Interesting stats in M Littlewood article

http://www.nzherald.co.nz/business/news/article.cfm?c_id=3&objectid=10746807

25,000 opt outs, 64,000 on contributions holidays, est 170,000 gone no-address. The KS providers are loving this one, huge fees and reserve funds income for no advertising, wow!

Yep, Kiwisaver was an utter mistake for me. Right now I would much prefer to use the money to pay down debt than have it wiped out in the pending market crash.

 

Are any of the funds long gold/silver?

Grow a spine,

its no different to any of the super schemes in other countries. Try cashing up your super in aussie or the UK before 65 and see how for you get. Here you get a free $1000 starter and a 2% free contribution added to your own, what are you moaning about? 
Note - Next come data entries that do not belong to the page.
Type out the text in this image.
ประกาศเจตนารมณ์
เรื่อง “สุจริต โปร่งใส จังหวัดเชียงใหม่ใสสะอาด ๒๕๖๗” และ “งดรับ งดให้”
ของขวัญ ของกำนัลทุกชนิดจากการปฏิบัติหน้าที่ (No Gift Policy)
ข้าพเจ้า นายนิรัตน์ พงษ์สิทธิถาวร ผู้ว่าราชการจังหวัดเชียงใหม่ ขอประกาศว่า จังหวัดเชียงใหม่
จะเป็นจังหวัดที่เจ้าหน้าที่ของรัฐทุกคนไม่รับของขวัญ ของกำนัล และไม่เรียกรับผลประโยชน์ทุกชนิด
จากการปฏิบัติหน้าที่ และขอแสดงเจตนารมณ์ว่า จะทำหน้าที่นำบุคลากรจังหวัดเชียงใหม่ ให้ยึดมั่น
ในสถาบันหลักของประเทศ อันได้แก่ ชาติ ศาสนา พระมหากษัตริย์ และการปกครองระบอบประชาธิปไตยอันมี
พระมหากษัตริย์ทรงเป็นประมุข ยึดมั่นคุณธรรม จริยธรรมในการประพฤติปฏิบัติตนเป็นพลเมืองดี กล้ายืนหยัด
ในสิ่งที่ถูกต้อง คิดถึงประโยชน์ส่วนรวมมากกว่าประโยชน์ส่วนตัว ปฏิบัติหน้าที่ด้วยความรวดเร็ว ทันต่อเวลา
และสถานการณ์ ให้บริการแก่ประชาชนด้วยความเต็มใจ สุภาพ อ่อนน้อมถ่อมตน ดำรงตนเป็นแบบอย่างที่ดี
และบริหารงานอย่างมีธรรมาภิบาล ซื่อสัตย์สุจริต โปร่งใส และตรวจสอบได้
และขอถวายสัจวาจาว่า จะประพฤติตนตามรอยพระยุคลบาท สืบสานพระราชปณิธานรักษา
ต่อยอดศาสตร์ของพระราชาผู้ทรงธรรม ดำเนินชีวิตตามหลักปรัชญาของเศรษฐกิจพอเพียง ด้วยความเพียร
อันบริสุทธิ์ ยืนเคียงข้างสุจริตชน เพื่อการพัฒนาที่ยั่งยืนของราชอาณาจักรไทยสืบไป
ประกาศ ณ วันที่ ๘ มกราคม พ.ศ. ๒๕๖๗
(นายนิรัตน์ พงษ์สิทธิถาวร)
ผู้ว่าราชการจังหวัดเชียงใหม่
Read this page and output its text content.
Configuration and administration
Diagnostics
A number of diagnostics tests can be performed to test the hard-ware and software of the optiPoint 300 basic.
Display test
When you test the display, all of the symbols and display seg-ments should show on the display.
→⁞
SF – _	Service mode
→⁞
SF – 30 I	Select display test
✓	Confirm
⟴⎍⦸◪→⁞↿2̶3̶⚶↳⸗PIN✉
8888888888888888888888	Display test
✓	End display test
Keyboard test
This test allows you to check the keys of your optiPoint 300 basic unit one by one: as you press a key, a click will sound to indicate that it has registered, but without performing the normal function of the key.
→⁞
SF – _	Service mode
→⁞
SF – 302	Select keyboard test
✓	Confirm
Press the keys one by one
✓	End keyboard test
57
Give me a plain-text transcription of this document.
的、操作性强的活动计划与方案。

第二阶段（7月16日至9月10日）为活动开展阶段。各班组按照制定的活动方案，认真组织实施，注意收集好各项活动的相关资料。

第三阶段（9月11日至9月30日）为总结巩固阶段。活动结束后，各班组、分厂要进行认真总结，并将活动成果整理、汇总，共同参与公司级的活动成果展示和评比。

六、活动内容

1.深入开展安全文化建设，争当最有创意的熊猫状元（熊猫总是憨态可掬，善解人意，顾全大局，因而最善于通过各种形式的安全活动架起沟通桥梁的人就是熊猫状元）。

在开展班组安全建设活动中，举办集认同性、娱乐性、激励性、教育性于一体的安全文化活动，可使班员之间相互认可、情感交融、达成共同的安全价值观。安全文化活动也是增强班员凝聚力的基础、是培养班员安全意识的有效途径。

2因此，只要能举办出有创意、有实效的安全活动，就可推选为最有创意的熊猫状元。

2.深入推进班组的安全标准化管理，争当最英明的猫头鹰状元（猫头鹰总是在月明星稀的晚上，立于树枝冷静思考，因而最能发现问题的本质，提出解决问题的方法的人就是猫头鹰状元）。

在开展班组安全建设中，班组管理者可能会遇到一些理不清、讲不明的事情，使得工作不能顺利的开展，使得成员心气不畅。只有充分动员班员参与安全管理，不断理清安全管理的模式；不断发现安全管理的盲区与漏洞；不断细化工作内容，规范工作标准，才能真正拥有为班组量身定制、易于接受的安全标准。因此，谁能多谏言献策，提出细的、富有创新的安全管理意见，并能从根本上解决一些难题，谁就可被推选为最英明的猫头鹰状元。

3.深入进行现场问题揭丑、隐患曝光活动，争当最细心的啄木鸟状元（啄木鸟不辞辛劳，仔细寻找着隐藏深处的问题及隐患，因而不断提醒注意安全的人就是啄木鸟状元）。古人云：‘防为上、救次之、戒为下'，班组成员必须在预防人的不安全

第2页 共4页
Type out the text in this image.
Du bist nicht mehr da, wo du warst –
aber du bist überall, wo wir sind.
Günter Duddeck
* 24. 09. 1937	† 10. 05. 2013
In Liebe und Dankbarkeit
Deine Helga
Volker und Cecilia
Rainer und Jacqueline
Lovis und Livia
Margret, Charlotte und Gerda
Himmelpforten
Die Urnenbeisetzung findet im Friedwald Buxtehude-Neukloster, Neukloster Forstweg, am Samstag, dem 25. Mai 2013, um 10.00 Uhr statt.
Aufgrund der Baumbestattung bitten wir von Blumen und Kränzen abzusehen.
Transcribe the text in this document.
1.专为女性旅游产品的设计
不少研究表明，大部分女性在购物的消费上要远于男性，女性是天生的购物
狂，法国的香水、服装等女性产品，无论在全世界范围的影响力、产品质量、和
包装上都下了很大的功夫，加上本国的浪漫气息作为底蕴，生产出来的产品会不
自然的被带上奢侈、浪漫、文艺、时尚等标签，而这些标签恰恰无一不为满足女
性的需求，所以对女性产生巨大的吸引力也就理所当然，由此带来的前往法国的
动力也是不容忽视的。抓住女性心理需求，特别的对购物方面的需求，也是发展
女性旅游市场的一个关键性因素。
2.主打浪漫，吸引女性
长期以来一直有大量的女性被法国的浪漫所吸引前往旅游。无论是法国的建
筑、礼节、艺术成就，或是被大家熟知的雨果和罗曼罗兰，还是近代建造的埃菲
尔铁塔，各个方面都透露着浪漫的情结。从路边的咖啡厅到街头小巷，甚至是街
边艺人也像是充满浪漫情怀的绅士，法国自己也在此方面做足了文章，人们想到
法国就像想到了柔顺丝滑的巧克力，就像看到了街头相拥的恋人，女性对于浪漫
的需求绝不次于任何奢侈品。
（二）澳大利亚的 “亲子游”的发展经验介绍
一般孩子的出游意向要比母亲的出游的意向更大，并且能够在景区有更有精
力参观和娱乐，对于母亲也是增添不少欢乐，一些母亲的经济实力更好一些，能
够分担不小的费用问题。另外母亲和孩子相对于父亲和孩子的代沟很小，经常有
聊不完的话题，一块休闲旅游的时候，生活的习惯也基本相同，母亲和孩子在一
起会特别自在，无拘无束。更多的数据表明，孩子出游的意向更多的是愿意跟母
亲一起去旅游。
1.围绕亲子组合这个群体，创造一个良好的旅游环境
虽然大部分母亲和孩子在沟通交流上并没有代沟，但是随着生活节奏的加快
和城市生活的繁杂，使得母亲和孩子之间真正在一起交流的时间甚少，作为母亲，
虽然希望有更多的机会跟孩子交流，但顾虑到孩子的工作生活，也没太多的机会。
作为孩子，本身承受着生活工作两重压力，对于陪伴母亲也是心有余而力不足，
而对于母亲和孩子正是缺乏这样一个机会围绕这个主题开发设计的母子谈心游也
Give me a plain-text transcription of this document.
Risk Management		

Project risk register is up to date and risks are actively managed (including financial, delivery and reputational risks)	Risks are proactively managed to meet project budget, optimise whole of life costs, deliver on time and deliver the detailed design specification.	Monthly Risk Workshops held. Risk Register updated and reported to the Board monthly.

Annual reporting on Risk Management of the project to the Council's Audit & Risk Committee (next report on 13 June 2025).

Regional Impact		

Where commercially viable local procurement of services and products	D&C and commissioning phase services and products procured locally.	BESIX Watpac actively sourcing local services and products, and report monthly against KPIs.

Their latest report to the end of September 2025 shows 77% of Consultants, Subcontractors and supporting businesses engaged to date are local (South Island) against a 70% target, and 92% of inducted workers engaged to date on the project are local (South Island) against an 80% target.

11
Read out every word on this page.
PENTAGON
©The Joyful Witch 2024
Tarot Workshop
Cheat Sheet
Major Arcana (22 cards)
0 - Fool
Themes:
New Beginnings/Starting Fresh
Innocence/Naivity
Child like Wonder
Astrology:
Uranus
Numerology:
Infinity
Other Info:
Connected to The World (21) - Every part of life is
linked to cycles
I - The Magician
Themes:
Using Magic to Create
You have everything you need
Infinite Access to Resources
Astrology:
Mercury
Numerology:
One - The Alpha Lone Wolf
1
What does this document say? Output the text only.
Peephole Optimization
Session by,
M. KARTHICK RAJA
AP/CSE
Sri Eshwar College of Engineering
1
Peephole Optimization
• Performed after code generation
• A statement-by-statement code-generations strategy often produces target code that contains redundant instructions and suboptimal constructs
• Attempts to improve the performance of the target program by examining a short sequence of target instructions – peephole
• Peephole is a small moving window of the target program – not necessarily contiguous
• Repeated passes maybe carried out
Difference is Macadder, the schemes in AU and Singapore are vastly different to KS and worthwhile for the individual and their economies. KS in NZ is only good for the fund managers.

Who ever heard of a government borrowing to save for retirement. Whoever heard of an investment scheme that only provides a return because of these subsidies.  Its the ticket clippers in FINSA and the bureaucrats in the IRD that will do well out of this scheme.

So...there are no fund managers or bureaucrats or regulators or adminstrators or trustees charging fees in Aussie and Singapore?   Of course there are.  Moreover, you will find that KiwiSaver fees are low in comparison to the fees charged by the super funds in those countries.

There are those that have a well-thought-out academic dislike of KiwiSaver but have still joined because it delivers an undeniably good return to the individual.

Yet for those that don't want a bar of KiwiSaver, like yourself, membership is not compulsory.   Even after the proposed changes, you can still be totally unaffected, if you want.   I don't get the venom, given that context. 

        

Check out how the AU and Singapore schemes work BC. They do not have the moneys passing merry go round that KS has. The money goes direct from you and your employer into your account at a complying investment. You decide if you have direct investment, shares or managed fund et al. Some even invest in their own business or property etc. The tax caveat being that you can’t withdraw until retirement which is fair enough.

Much different to the KiSs you money goodbye scheme here in NZ.